Il n’existe aujourd’hui aucun système paneuropéen permettant à un internaute de prouver simplement son âge en ligne.
Les États membres ont manqué de vision il y a 25 ans. Lors du développement des cartes d’identité électroniques, ils auraient dû prévoir une fonction de la puce permettant de certifier l’âge (« j’ai X ans ») sans communiquer ni l’identité ni la date de naissance ni aucune autre information. Cette fonction n’a pas été conçue à l’époque, alors que le besoin était déjà là et identifié.
En pratique, les services en ligne se contentent souvent de demander à l’utilisateur de confirmer qu’il a l’âge requis. Cette autodéclaration est largement fictive : il suffit à un enfant de modifier sa date de naissance ou de cocher la bonne case. Le KIDS Act refuse dès lors de la considérer comme une méthode suffisante de contrôle de l’âge.
La difficulté est considérable. Notamment :
1.
Pour empêcher un utilisateur trop jeune d’accéder à un service, il faut en réalité contrôler l’âge de tous ceux qui souhaitent y accéder, y compris les adultes. Or, à distance, établir l’âge d’une personne suppose généralement de vérifier un document d’identité, de consulter une source fiable ou de s’appuyer sur un acteur qui a déjà identifié cette personne. C’est techniquement complexe, et tout le monde n’a pas nécessairement envie de révéler au certificateur d’âge les sites qu’il visite ou les services numériques qu’il apprécie.
2.
Le risque pour la sécurité des données ne peut être sous-estimé. Si chaque réseau social ou plateforme conserve une copie des documents d’identité de ses utilisateurs, on multiplie les bases de données extrêmement attractives pour les pirates. Les fuites de données récentes montrent pourtant que même de grandes organisations ou Etats ne sont pas à l’abri. Si la protection des mineurs expose davantage et inutilement les données de l’ensemble de la population, le remède est peut-être pire que le mal.
3.
Une solution européenne doit également tenir compte de la diversité des États membres. Tous ne disposent pas des mêmes cartes d’identité électroniques, des mêmes registres publics ou du même degré de maturité numérique. Tous les citoyens ne possèdent pas davantage un smartphone compatible ou une identité électronique utilisable en ligne.
4.
C’est dans ce contexte que la Commission développe l’EU Age Verification Blueprint. Il s’agit d’un modèle technique accompagné de logiciels open source. Les États membres et des opérateurs privés peuvent s’en servir pour développer une application spécialisée de vérification de l’âge qui pourra ensuite être intégrée aux futurs portefeuilles européens d’identité numérique.
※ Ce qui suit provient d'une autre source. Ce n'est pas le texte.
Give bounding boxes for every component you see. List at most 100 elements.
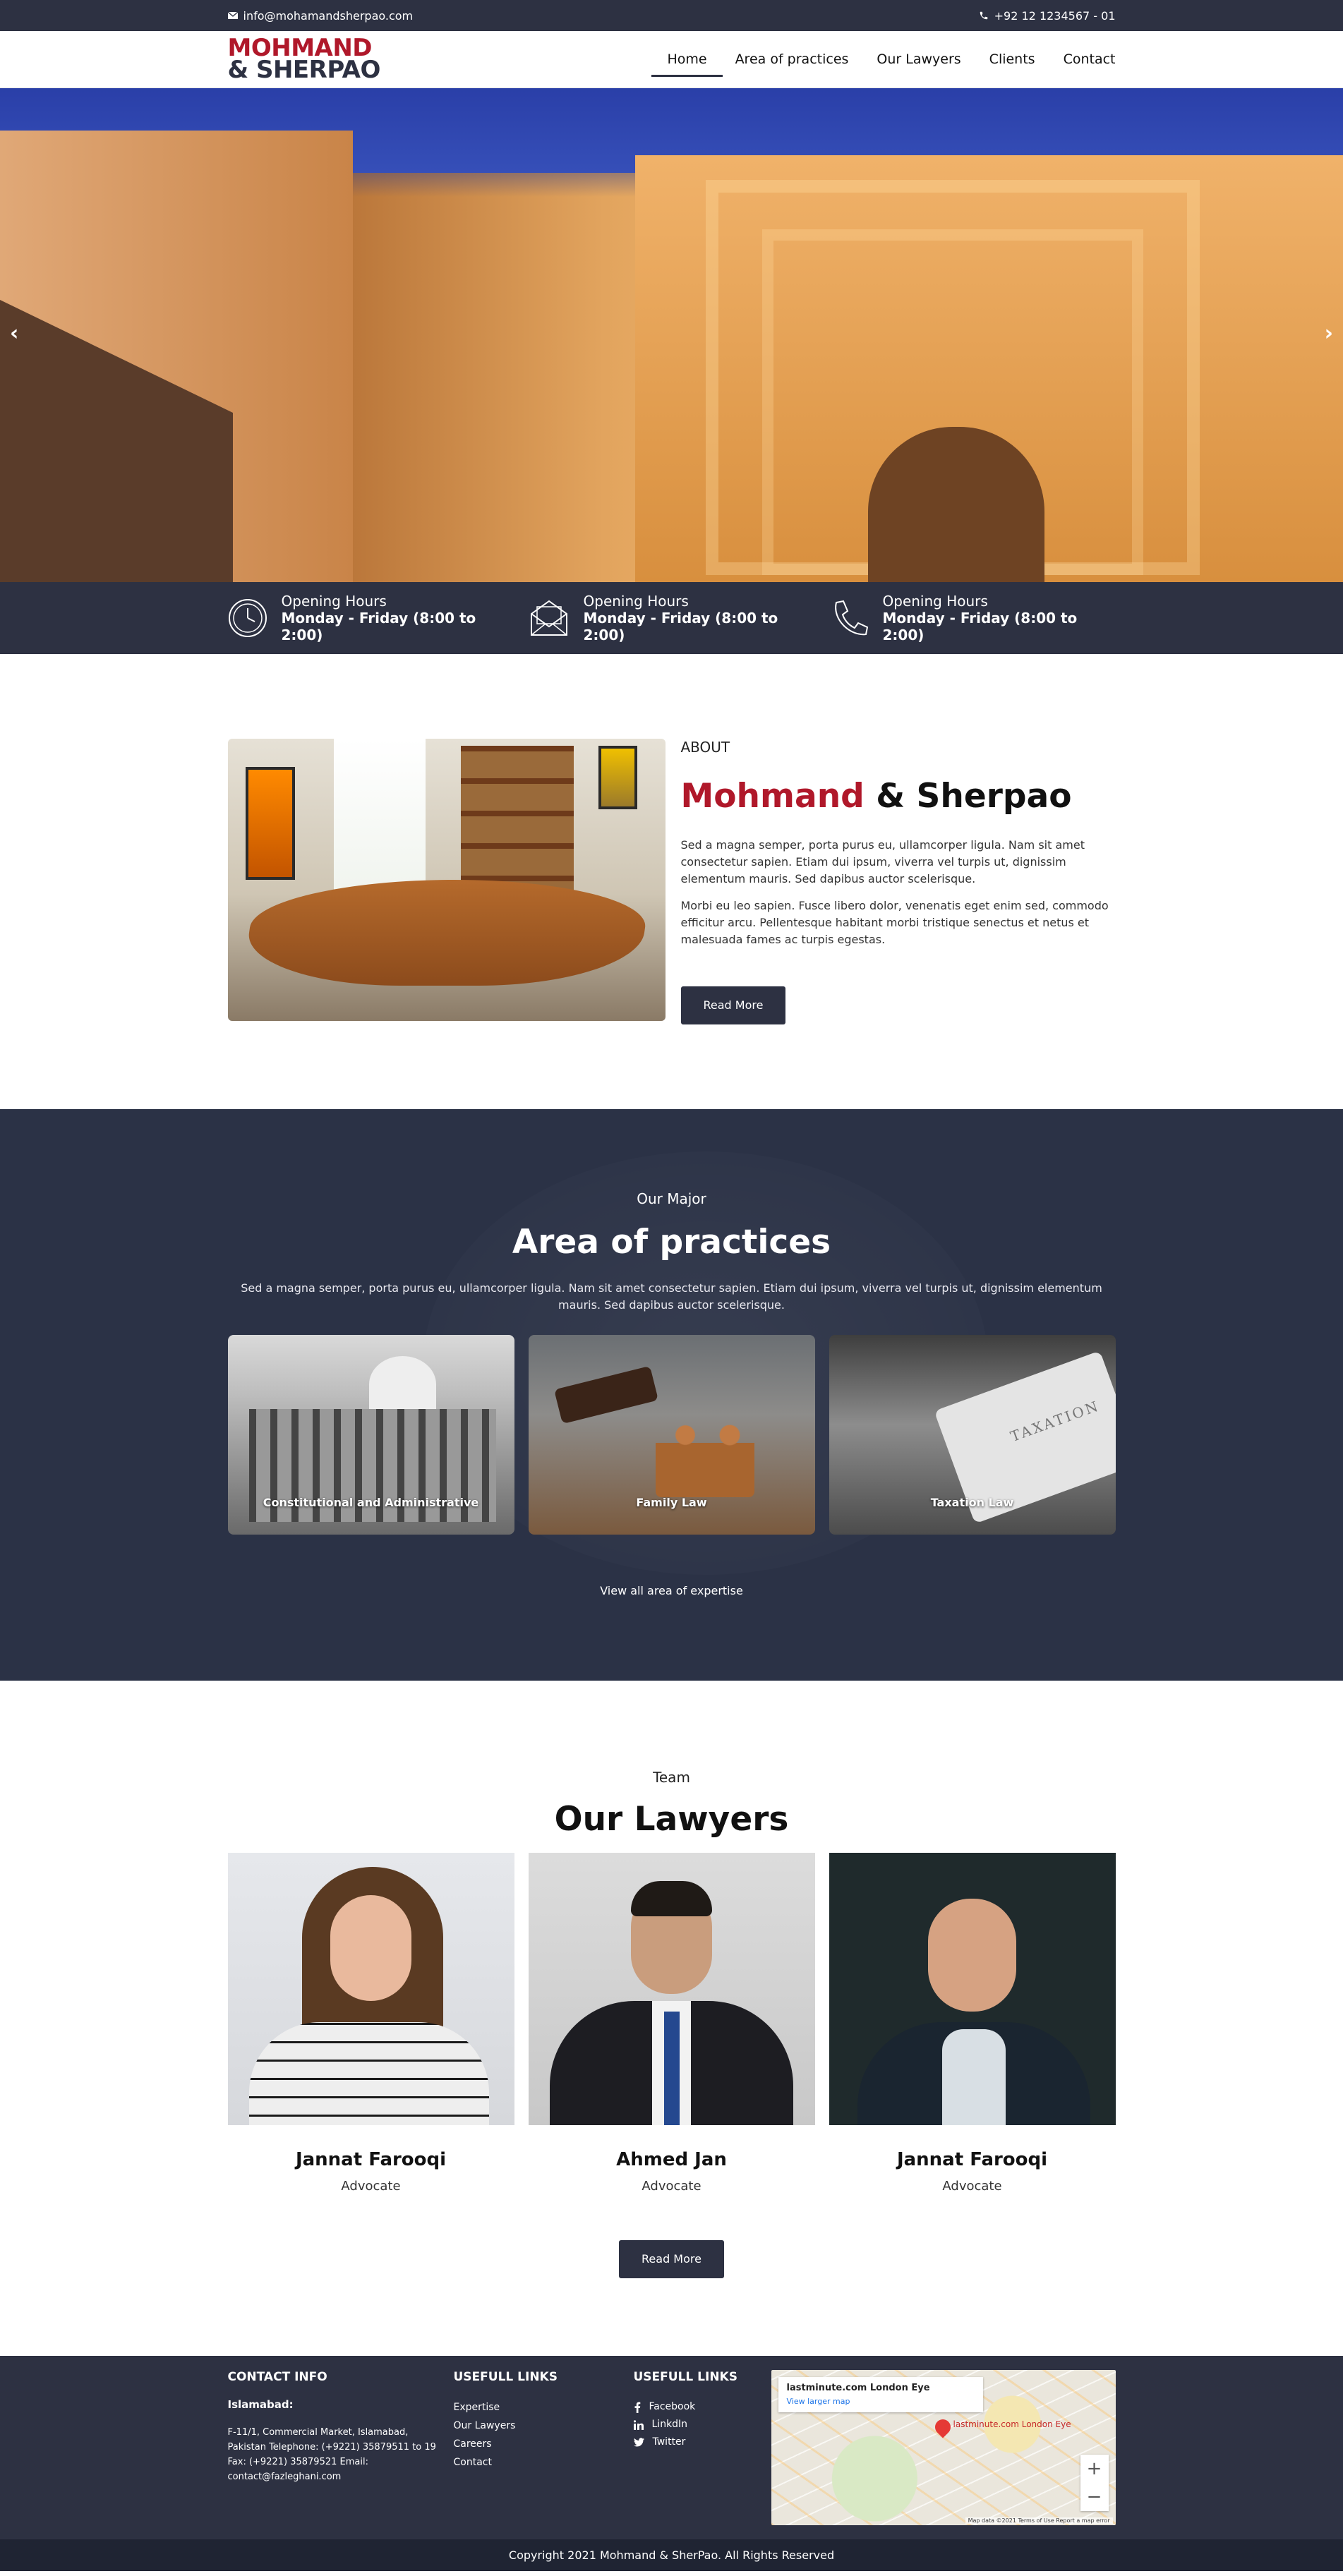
footer-social-linkedin[interactable]: LinkdIn (633, 2416, 771, 2433)
info-title: Opening Hours (281, 593, 387, 610)
lawyer-photo (528, 1853, 815, 2125)
practices-title: Area of practices (512, 1223, 831, 1262)
footer-link-contact[interactable]: Contact (454, 2453, 634, 2472)
lawyer-role: Advocate (642, 2179, 701, 2194)
top-bar: info@mohamandsherpao.com +92 12 1234567 … (0, 0, 1343, 31)
info-strip: Opening Hours Monday - Friday (8:00 to 2… (0, 582, 1343, 654)
lawyer-card[interactable]: Ahmed Jan Advocate (528, 1853, 815, 2194)
practice-cards: Constitutional and Administrative Family… (227, 1335, 1116, 1535)
info-title: Opening Hours (583, 593, 689, 610)
about-paragraph-2: Morbi eu leo sapien. Fusce libero dolor,… (680, 899, 1109, 946)
card-book-text: TAXATION (1008, 1397, 1102, 1446)
about-title-red: Mohmand (680, 777, 865, 816)
clock-icon (228, 598, 267, 638)
photo-face (927, 1899, 1016, 2012)
team-section: Team Our Lawyers Jannat Farooqi Advocate (0, 1681, 1343, 2356)
card-gavel (553, 1365, 658, 1425)
nav-contact[interactable]: Contact (1064, 44, 1116, 74)
chevron-left-icon[interactable]: ‹ (10, 321, 18, 346)
practice-card-taxation[interactable]: TAXATION Taxation Law (829, 1335, 1116, 1535)
map-zoom-controls: + − (1080, 2455, 1109, 2511)
practices-eyebrow: Our Major (637, 1190, 706, 1207)
nav-clients[interactable]: Clients (989, 44, 1035, 74)
lawyer-role: Advocate (341, 2179, 401, 2194)
footer-city: Islamabad: (227, 2398, 294, 2411)
practice-card-caption: Constitutional and Administrative (263, 1496, 479, 1509)
lawyer-photo (227, 1853, 514, 2125)
lawyer-name: Jannat Farooqi (896, 2149, 1048, 2170)
lawyer-card[interactable]: Jannat Farooqi Advocate (829, 1853, 1116, 2194)
info-item-hours: Opening Hours Monday - Friday (8:00 to 2… (228, 593, 485, 643)
footer-social-twitter[interactable]: Twitter (633, 2433, 771, 2451)
map-larger-link[interactable]: View larger map (787, 2397, 850, 2406)
info-value: Monday - Friday (8:00 to 2:00) (281, 610, 476, 643)
zoom-in-button[interactable]: + (1080, 2455, 1109, 2483)
chevron-right-icon[interactable]: › (1325, 321, 1333, 346)
map-pin-icon[interactable] (931, 2416, 954, 2438)
photo-body (248, 2022, 489, 2125)
about-paragraph-1: Sed a magna semper, porta purus eu, ulla… (680, 838, 1085, 885)
footer-address: F-11/1, Commercial Market, Islamabad, Pa… (227, 2427, 436, 2482)
practice-card-family[interactable]: Family Law (528, 1335, 815, 1535)
lawyer-photo (829, 1853, 1116, 2125)
practice-card-constitutional[interactable]: Constitutional and Administrative (227, 1335, 514, 1535)
about-text: ABOUT Mohmand & Sherpao Sed a magna semp… (680, 739, 1116, 1024)
lawyer-role: Advocate (942, 2179, 1002, 2194)
lawyer-card[interactable]: Jannat Farooqi Advocate (227, 1853, 514, 2194)
nav-area-of-practices[interactable]: Area of practices (735, 44, 849, 74)
map-place-name: lastminute.com London Eye (786, 2383, 930, 2393)
footer-social: USEFULL LINKS Facebook LinkdIn Twitter (633, 2370, 771, 2525)
team-read-more-button[interactable]: Read More (619, 2240, 724, 2278)
logo-line-2: & SHERPAO (227, 56, 381, 84)
card-family-figures (655, 1420, 754, 1497)
card-dome (368, 1356, 436, 1413)
about-section: ABOUT Mohmand & Sherpao Sed a magna semp… (0, 654, 1343, 1109)
site-header: MOHMAND & SHERPAO Home Area of practices… (0, 31, 1343, 88)
info-value: Monday - Friday (8:00 to 2:00) (882, 610, 1078, 643)
footer-link-careers[interactable]: Careers (454, 2435, 634, 2453)
view-all-expertise-link[interactable]: View all area of expertise (228, 1584, 1116, 1597)
practices-description: Sed a magna semper, porta purus eu, ulla… (241, 1281, 1102, 1312)
practices-section: Our Major Area of practices Sed a magna … (0, 1109, 1343, 1681)
info-value: Monday - Friday (8:00 to 2:00) (583, 610, 778, 643)
footer-link-our-lawyers[interactable]: Our Lawyers (454, 2417, 634, 2435)
site-footer: CONTACT INFO Islamabad: F-11/1, Commerci… (0, 2356, 1343, 2539)
info-item-email: Opening Hours Monday - Friday (8:00 to 2… (529, 593, 785, 643)
footer-contact: CONTACT INFO Islamabad: F-11/1, Commerci… (228, 2370, 454, 2525)
about-read-more-button[interactable]: Read More (680, 986, 786, 1024)
top-email-text: info@mohamandsherpao.com (243, 8, 414, 23)
map-pin-label: lastminute.com London Eye (953, 2419, 1071, 2429)
linkedin-icon (633, 2419, 644, 2430)
copyright-text: Copyright 2021 Mohmand & SherPao. All Ri… (508, 2548, 835, 2562)
footer-map[interactable]: lastminute.com London Eye View larger ma… (771, 2370, 1116, 2525)
photo-tie (663, 2012, 680, 2125)
team-title: Our Lawyers (554, 1800, 789, 1839)
info-item-phone: Opening Hours Monday - Friday (8:00 to 2… (829, 593, 1086, 643)
lawyer-name: Ahmed Jan (616, 2149, 727, 2170)
footer-social-label: LinkdIn (651, 2419, 688, 2430)
site-logo[interactable]: MOHMAND & SHERPAO (227, 36, 381, 84)
info-title: Opening Hours (882, 593, 988, 610)
map-attribution: Map data ©2021 Terms of Use Report a map… (965, 2517, 1113, 2524)
footer-social-label: Facebook (649, 2401, 696, 2412)
nav-home[interactable]: Home (651, 44, 723, 77)
zoom-out-button[interactable]: − (1080, 2483, 1109, 2511)
top-phone[interactable]: +92 12 1234567 - 01 (979, 9, 1116, 23)
hero-arch (868, 427, 1044, 582)
practice-card-caption: Family Law (636, 1496, 707, 1509)
phone-icon (829, 598, 869, 638)
about-bookshelf (460, 746, 574, 901)
footer-contact-title: CONTACT INFO (227, 2370, 327, 2384)
footer-social-facebook[interactable]: Facebook (634, 2398, 771, 2416)
top-email[interactable]: info@mohamandsherpao.com (227, 8, 414, 23)
footer-link-expertise[interactable]: Expertise (454, 2398, 634, 2417)
envelope-icon (529, 598, 570, 638)
nav-our-lawyers[interactable]: Our Lawyers (877, 44, 960, 74)
copyright-bar: Copyright 2021 Mohmand & SherPao. All Ri… (0, 2539, 1343, 2571)
lawyer-list: Jannat Farooqi Advocate Ahmed Jan Advoca… (227, 1853, 1116, 2194)
footer-social-label: Twitter (652, 2436, 686, 2448)
top-phone-text: +92 12 1234567 - 01 (994, 8, 1116, 23)
about-label: ABOUT (680, 739, 730, 756)
footer-social-title: USEFULL LINKS (633, 2370, 737, 2384)
about-title: Mohmand & Sherpao (681, 777, 1116, 816)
Le système comporterait deux étapes.
- Dans un premier temps, un émetteur autorisé vérifierait l’âge de l’utilisateur. Il pourrait s’appuyer sur une carte d’identité ou un passeport, sur une identité électronique nationale, sur un registre public ou encore sur des informations déjà vérifiées par une banque ou un opérateur de télécommunications. Le Blueprint envisage également une vérification physique dans un bureau de poste ou un guichet public. Les émetteurs pourraient être des organismes publics ou des entreprises privées. Ils devraient cependant être certifiés par une autorité publique et figurer sur une liste européenne d’acteurs reconnus. La plateforme pourrait ainsi vérifier que l’attestation provient d’un émetteur autorisé sans devoir contacter directement le registre, la banque ou l’administration qui connaît l’identité de l’utilisateur.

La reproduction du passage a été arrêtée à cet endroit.